古代エジプトを象徴する石柱オベリスク、なぜ祖国に少ないのか、パリやNYにはどう渡った?
バチカンのオベリスク
西暦1世紀、現代のバチカン市国があるバチカンの丘に、ローマ皇帝ネロの円形競技場があった。ネロは、ローマの大火の責任をキリスト教徒に負わせ、使徒ペテロを含む多くのキリスト教徒をこの円形競技場で処刑した。競技場の中央には、皇帝カリギュラ(在位37~41年)が即位1年目に持ち込んだ碑銘のないオベリスクが置かれていた。 1世紀のローマの学者大プリニウスによると、このオベリスクは、中王国時代にファラオであるセンウセレト1世の息子によって作られたものだという。 西暦4世紀、キリスト教に改宗した皇帝コンスタンティヌス1世(前出のコンスタンティウス2世の父親)が、バチカンの丘にある使徒ペテロの墓の上にサンピエトロ大聖堂を建設した。
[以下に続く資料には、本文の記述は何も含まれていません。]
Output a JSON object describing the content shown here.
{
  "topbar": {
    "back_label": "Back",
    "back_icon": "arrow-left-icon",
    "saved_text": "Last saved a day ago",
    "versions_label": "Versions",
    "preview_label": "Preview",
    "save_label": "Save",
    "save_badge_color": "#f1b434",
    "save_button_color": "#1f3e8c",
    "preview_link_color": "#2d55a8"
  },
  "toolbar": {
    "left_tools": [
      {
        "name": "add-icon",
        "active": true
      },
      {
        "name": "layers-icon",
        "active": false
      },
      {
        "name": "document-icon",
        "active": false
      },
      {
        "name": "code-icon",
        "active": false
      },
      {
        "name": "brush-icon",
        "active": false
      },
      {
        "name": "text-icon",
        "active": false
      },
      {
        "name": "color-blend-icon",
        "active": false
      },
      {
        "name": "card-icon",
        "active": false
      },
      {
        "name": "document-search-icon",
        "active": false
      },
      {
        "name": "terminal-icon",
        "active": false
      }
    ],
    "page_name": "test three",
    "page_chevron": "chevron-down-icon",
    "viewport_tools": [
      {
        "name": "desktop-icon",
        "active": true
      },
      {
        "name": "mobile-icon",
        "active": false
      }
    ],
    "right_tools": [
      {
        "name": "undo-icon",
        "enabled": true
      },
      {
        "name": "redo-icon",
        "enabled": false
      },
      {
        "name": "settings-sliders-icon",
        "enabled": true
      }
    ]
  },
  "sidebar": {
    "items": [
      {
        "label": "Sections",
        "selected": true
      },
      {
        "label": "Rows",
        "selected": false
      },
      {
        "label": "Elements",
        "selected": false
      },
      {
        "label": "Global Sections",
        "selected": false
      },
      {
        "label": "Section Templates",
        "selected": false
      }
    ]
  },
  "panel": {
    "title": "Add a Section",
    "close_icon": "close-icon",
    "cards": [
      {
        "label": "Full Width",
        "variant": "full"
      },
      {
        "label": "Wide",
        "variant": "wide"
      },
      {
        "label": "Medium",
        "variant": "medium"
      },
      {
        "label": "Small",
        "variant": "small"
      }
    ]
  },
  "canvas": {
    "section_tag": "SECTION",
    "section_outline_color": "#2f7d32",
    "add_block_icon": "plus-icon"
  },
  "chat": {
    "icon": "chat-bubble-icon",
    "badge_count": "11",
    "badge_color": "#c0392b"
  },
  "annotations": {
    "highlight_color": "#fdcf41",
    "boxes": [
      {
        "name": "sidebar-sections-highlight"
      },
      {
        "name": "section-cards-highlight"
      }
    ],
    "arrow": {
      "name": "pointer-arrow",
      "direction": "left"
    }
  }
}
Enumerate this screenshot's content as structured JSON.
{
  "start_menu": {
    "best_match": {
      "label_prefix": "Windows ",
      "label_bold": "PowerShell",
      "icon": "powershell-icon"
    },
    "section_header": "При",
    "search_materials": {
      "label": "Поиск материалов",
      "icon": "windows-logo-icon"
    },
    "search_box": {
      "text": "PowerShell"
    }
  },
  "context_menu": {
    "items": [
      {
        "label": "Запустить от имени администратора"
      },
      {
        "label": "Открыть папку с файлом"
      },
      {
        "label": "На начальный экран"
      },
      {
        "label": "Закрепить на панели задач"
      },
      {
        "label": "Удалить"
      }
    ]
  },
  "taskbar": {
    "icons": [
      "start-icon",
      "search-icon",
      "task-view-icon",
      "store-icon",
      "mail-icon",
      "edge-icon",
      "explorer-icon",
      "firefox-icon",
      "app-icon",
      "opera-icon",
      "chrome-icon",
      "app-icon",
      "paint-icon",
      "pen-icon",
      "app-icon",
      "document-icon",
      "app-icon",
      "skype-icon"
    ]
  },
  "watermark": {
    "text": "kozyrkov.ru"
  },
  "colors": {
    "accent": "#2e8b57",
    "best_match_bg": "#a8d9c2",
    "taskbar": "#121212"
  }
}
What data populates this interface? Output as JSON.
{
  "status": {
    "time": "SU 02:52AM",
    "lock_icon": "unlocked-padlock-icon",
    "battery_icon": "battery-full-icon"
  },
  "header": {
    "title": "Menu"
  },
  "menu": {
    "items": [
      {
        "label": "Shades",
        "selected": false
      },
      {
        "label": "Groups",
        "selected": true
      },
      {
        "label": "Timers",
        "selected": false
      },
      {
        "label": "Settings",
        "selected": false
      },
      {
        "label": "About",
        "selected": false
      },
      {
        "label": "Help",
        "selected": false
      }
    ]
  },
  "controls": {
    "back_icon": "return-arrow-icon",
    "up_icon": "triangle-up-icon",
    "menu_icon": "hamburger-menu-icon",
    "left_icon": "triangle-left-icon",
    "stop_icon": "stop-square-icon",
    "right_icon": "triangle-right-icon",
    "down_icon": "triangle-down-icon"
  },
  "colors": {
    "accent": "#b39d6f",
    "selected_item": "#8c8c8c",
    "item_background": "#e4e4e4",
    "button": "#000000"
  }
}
このときすぐそばに立っていたオベリスクはそのまま残されたが、1585年、教皇シクストゥス5世の命により、改築された大聖堂の前(サンピエトロ広場)に移され、現在もそこに立っている。
再びエジプトの外へ
19世紀に入ると、今度はエジプト政府による贈り物としてオベリスクが国外に運ばれるようになった。 アレキサンドリアにあった「クレオパトラの針」と呼ばれる2本1組のオベリスクは、ニューヨーク市と英ロンドンに1本ずつ寄贈された。また、前述のようにルクソール神殿のオベリスクのうち1本はフランスに贈られ、パリのコンコルド広場に設置されている。 また、現代の技術と資材を使って、新たなオベリスクも建造されている。米国の首都にあるワシントン記念塔は、古代エジプトのファラオが建てたものと比べて5倍の高さがある。オベリスクが今も世界中で親しまれている様子からは、その魅力が依然として衰えないことや、古代エジプトの影響が数千年の時を超えて広がっていることがわかる。